A shortened trip to Poland, just to Warsaw, to deliver a conference keynote. The conversations across 1 evening and 1 morning ranged across history, language, politics, economics, psychology and people. And then there was work too – talking about people’s passions or “pasja” in Polish. What was very interesting was what the world looks like when you walk in their shoes. Physically, you could be anywhere with high rises, the odd old Soviet-era building. As with Asia, a passion for education as the way out of living memory of harder times. And a long memory of geopolitics affecting perspectives of today. For example, young people know their history: how the Russians stayed on one river bank whilst the Germans annihilated everything on the other bank in Warsaw. How there was nothing in the shops to buy. How the Brits signed away Poland to Russia without a thought, despite so many Polish people fighting in the RAF. So you can’t  blame them for being nervous about what’s going on in neighbouring Ukraine.

So what’s the common theme here?

The nature of unstructured, ill-defined, messy conversations. How they give satisfaction to people, they give rise to understanding, ideas and motivation, which later can become results of one kind or another. Sometimes look up at work and say is this working? Does a diary of back-to-back meetings meet my needs? Meet my company’s needs? If not, then what?

It’s hard to describe what the alternative looks like, but you know it when it happens. You’ll have your own experiences such as mine above. But can you construct work to feel that way?

When we build unconferences, it’s like that. It’s scary at first. It’s not for everyone. It’s uncertain. But afterwards it feels brilliant. But you have to get onto that wavelength. These video clips from the last ‘Stop Doing Dumb Things” unconference as part of the PPF annual conference perhaps gets across some of what happens, not what it is.

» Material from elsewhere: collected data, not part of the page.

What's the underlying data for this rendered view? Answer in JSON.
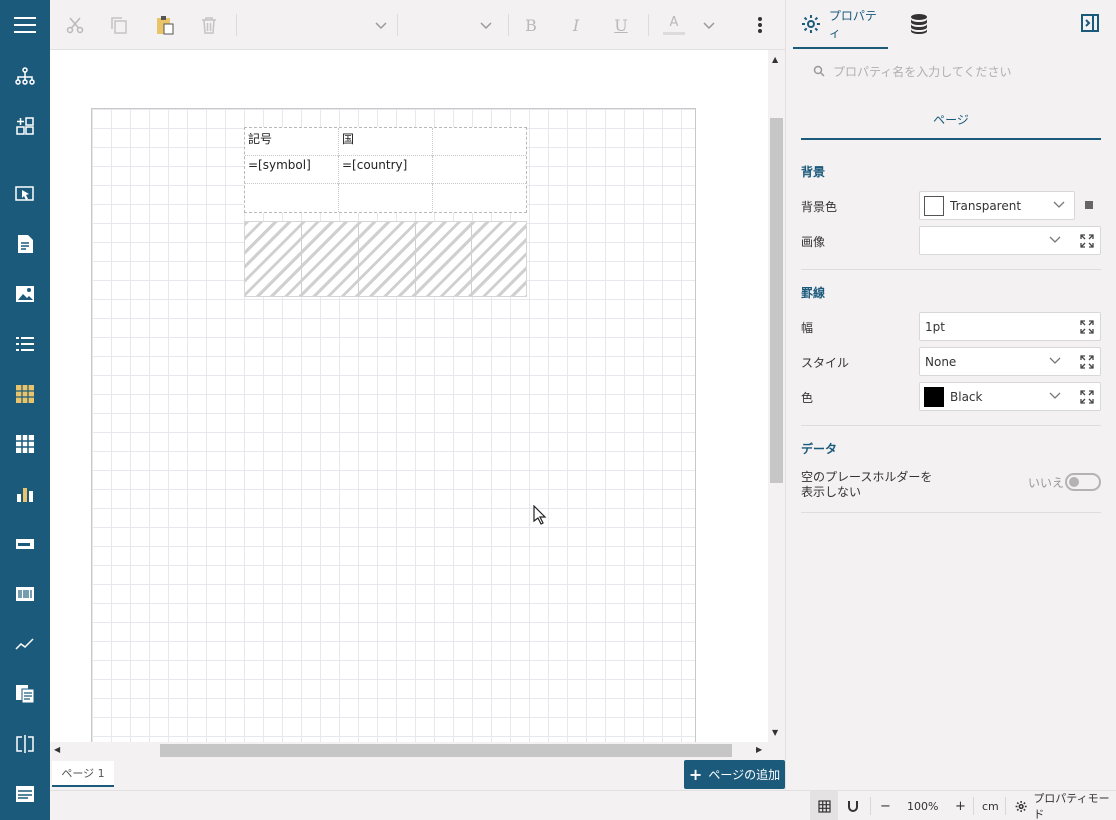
{
  "leftbar": {
    "items": [
      "menu-icon",
      "hierarchy-icon",
      "add-component-icon",
      "select-pointer-icon",
      "textbox-icon",
      "image-icon",
      "list-icon",
      "table-icon",
      "tablix-icon",
      "chart-icon",
      "progress-bar-icon",
      "barcode-icon",
      "sparkline-icon",
      "subreport-icon",
      "split-icon",
      "banded-list-icon"
    ]
  },
  "toolbar": {
    "bold": "B",
    "italic": "I",
    "underline": "U",
    "font_color": "A"
  },
  "canvas": {
    "table": {
      "header": [
        "記号",
        "国",
        ""
      ],
      "data": [
        "=[symbol]",
        "=[country]",
        ""
      ]
    }
  },
  "pages": {
    "tab_label": "ページ 1",
    "add_label": "ページの追加"
  },
  "right_panel": {
    "properties_tab": "プロパティ",
    "search_placeholder": "プロパティ名を入力してください",
    "section_tab": "ページ",
    "groups": {
      "background": {
        "title": "背景",
        "bg_color_label": "背景色",
        "bg_color_value": "Transparent",
        "bg_color_swatch": "#ffffff",
        "image_label": "画像",
        "image_value": ""
      },
      "border": {
        "title": "罫線",
        "width_label": "幅",
        "width_value": "1pt",
        "style_label": "スタイル",
        "style_value": "None",
        "color_label": "色",
        "color_value": "Black",
        "color_swatch": "#000000"
      },
      "data": {
        "title": "データ",
        "empty_placeholder_label_line1": "空のプレースホルダーを",
        "empty_placeholder_label_line2": "表示しない",
        "toggle_state_label": "いいえ"
      }
    }
  },
  "statusbar": {
    "zoom_minus": "−",
    "zoom": "100%",
    "zoom_plus": "+",
    "unit": "cm",
    "mode": "プロパティモード"
  },
  "colors": {
    "accent": "#1c5a7c",
    "sidebar": "#1c5a7c",
    "background": "#f3f1f2"
  }
}
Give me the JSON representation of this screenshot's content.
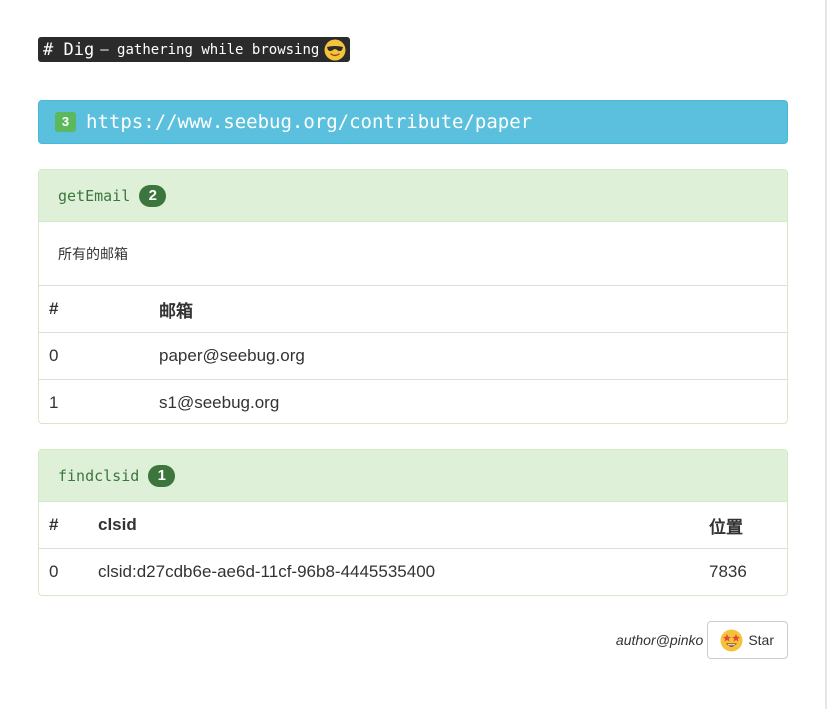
{
  "header": {
    "title": "# Dig",
    "subtitle": "– gathering while browsing",
    "emoji": "sunglasses-emoji"
  },
  "url_bar": {
    "count": "3",
    "url": "https://www.seebug.org/contribute/paper",
    "color": "#5bc0de"
  },
  "panels": [
    {
      "title": "getEmail",
      "count": "2",
      "description": "所有的邮箱",
      "columns": [
        "#",
        "邮箱"
      ],
      "rows": [
        [
          "0",
          "paper@seebug.org"
        ],
        [
          "1",
          "s1@seebug.org"
        ]
      ]
    },
    {
      "title": "findclsid",
      "count": "1",
      "columns": [
        "#",
        "clsid",
        "位置"
      ],
      "rows": [
        [
          "0",
          "clsid:d27cdb6e-ae6d-11cf-96b8-4445535400",
          "7836"
        ]
      ]
    }
  ],
  "footer": {
    "author": "author@pinko",
    "star_label": "Star",
    "star_emoji": "star-struck-emoji"
  },
  "colors": {
    "panel_heading_bg": "#dff0d8",
    "panel_heading_text": "#3c763d",
    "badge_green": "#5cb85c"
  }
}
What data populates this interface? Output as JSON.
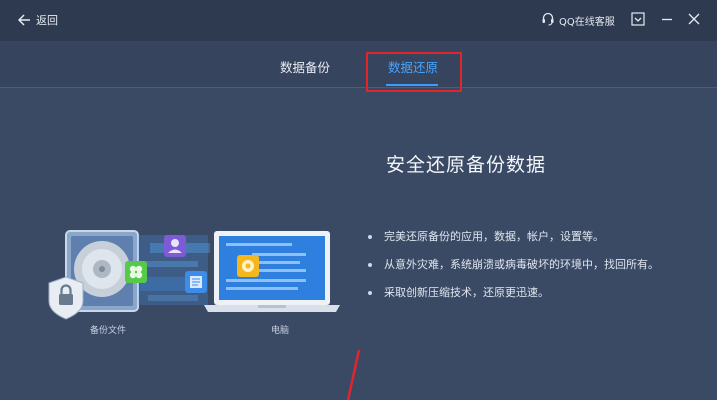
{
  "titlebar": {
    "back_label": "返回",
    "qq_service_label": "QQ在线客服"
  },
  "tabs": [
    {
      "label": "数据备份",
      "active": false
    },
    {
      "label": "数据还原",
      "active": true
    }
  ],
  "main": {
    "heading": "安全还原备份数据",
    "features": [
      "完美还原备份的应用，数据，帐户，设置等。",
      "从意外灾难，系统崩溃或病毒破坏的环境中，找回所有。",
      "采取创新压缩技术，还原更迅速。"
    ]
  },
  "illustration": {
    "backup_file_label": "备份文件",
    "computer_label": "电脑"
  },
  "colors": {
    "background": "#3a4964",
    "titlebar": "#2e3a50",
    "active_tab": "#4aa3ff",
    "highlight_box": "#e0262c"
  }
}
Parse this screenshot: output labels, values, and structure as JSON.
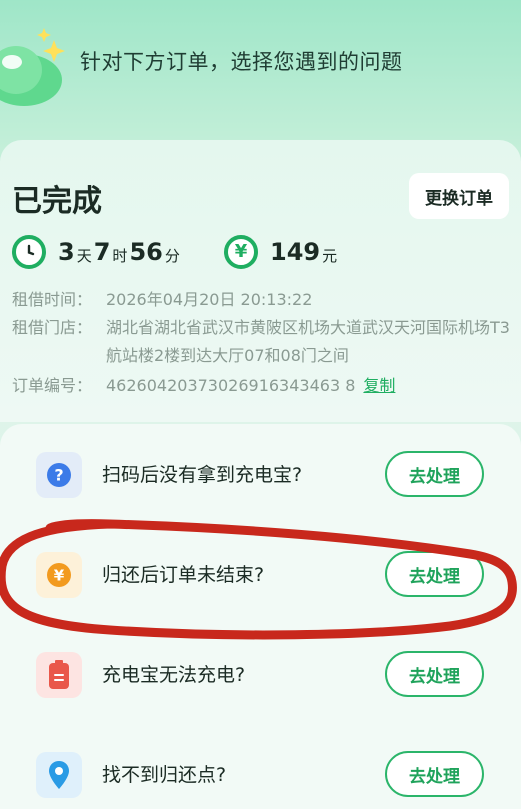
{
  "header": {
    "prompt": "针对下方订单，选择您遇到的问题",
    "mascot_icon": "green-cloud-mascot-icon"
  },
  "order": {
    "status": "已完成",
    "switch_button": "更换订单",
    "duration": {
      "days": "3",
      "days_unit": "天",
      "hours": "7",
      "hours_unit": "时",
      "minutes": "56",
      "minutes_unit": "分",
      "icon": "clock-icon"
    },
    "fee": {
      "amount": "149",
      "unit": "元",
      "icon": "yuan-icon"
    },
    "rent_time_label": "租借时间：",
    "rent_time_value": "2026年04月20日 20:13:22",
    "store_label": "租借门店：",
    "store_value": "湖北省湖北省武汉市黄陂区机场大道武汉天河国际机场T3航站楼2楼到达大厅07和08门之间",
    "order_no_label": "订单编号：",
    "order_no_value": "46260420373026916343463 8",
    "copy_label": "复制"
  },
  "problems": [
    {
      "text": "扫码后没有拿到充电宝?",
      "button": "去处理",
      "icon": "question-icon",
      "icon_bg": "#e3ecf8",
      "icon_color": "#3c7be8"
    },
    {
      "text": "归还后订单未结束?",
      "button": "去处理",
      "icon": "yuan-coin-icon",
      "icon_bg": "#fdf1d9",
      "icon_color": "#f29a1f"
    },
    {
      "text": "充电宝无法充电?",
      "button": "去处理",
      "icon": "battery-icon",
      "icon_bg": "#fde4e2",
      "icon_color": "#e9574a"
    },
    {
      "text": "找不到归还点?",
      "button": "去处理",
      "icon": "location-pin-icon",
      "icon_bg": "#dff0fb",
      "icon_color": "#2a9be5"
    }
  ],
  "colors": {
    "accent": "#1fae61",
    "annotation": "#c8281c"
  }
}
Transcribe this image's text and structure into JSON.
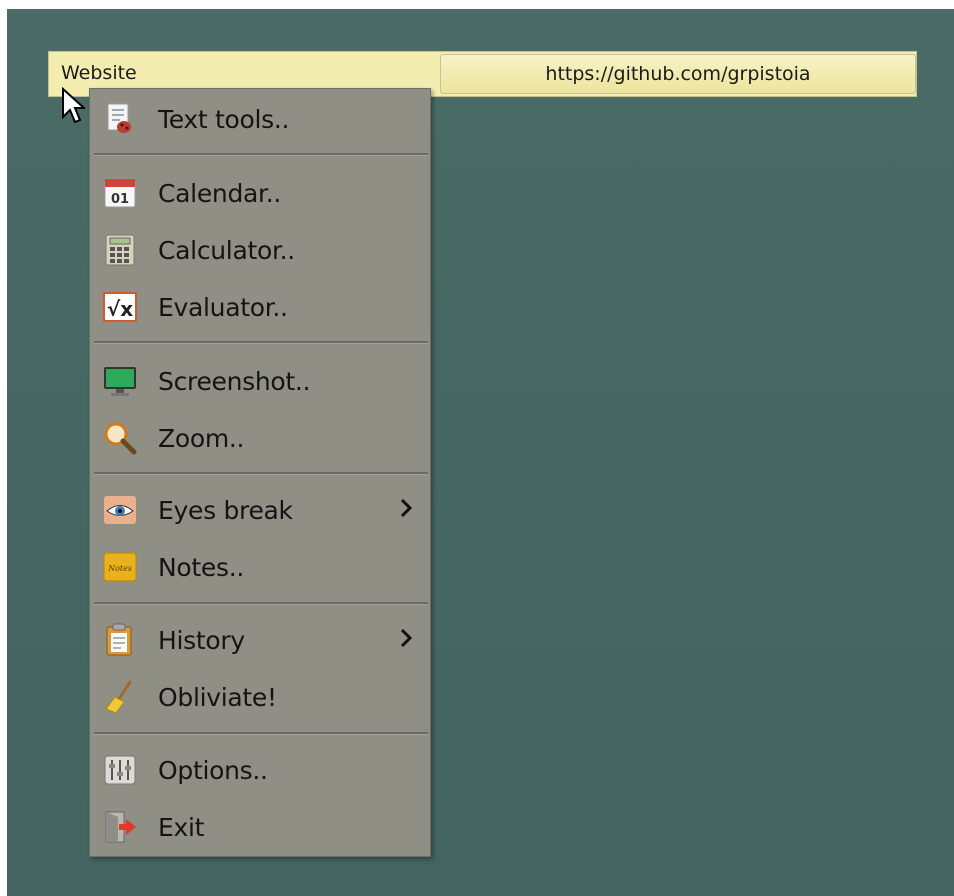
{
  "infobar": {
    "label": "Website",
    "value": "https://github.com/grpistoia"
  },
  "menu": {
    "items": [
      {
        "label": "Text tools..",
        "icon": "text-tools-icon"
      },
      {
        "label": "Calendar..",
        "icon": "calendar-icon",
        "icon_text": "01"
      },
      {
        "label": "Calculator..",
        "icon": "calculator-icon"
      },
      {
        "label": "Evaluator..",
        "icon": "evaluator-icon",
        "icon_text": "√x"
      },
      {
        "label": "Screenshot..",
        "icon": "screenshot-icon"
      },
      {
        "label": "Zoom..",
        "icon": "zoom-icon"
      },
      {
        "label": "Eyes break",
        "icon": "eye-icon",
        "submenu": true
      },
      {
        "label": "Notes..",
        "icon": "notes-icon",
        "icon_text": "Notes"
      },
      {
        "label": "History",
        "icon": "clipboard-icon",
        "submenu": true
      },
      {
        "label": "Obliviate!",
        "icon": "broom-icon"
      },
      {
        "label": "Options..",
        "icon": "sliders-icon"
      },
      {
        "label": "Exit",
        "icon": "exit-icon"
      }
    ]
  },
  "colors": {
    "desktop": "#466763",
    "menu_bg": "#8f8f86",
    "infobar_bg": "#f3eeb0"
  }
}
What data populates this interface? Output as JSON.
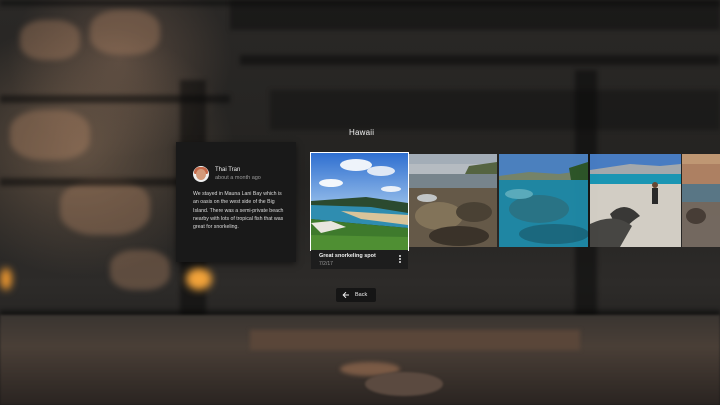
{
  "album": {
    "title": "Hawaii"
  },
  "comment": {
    "author": "Thai Tran",
    "time": "about a month ago",
    "text": "We stayed in Mauna Lani Bay which is an oasis on the west side of the Big Island. There was a semi-private beach nearby with lots of tropical fish that was great for snorkeling.",
    "avatar_icon": "user-avatar"
  },
  "photos": [
    {
      "title": "Great snorkeling spot",
      "date": "7/2/17",
      "selected": true
    },
    {
      "selected": false
    },
    {
      "selected": false
    },
    {
      "selected": false
    },
    {
      "selected": false
    }
  ],
  "icons": {
    "more": "more-vert-icon",
    "back": "arrow-left-icon"
  },
  "nav": {
    "back_label": "Back"
  }
}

The next one is coming up on the 29th April in Brighton as part of a mass of customer & contact events attached to the PPF annual conference again. It was  the best thing since sliced bread at last year’s conference, according to the feedback. Sometimes you just have to go with the flow and see what happens. But if you’re down in Brighton, like the ideas, just come and join in for a fun few hours and see what you experience.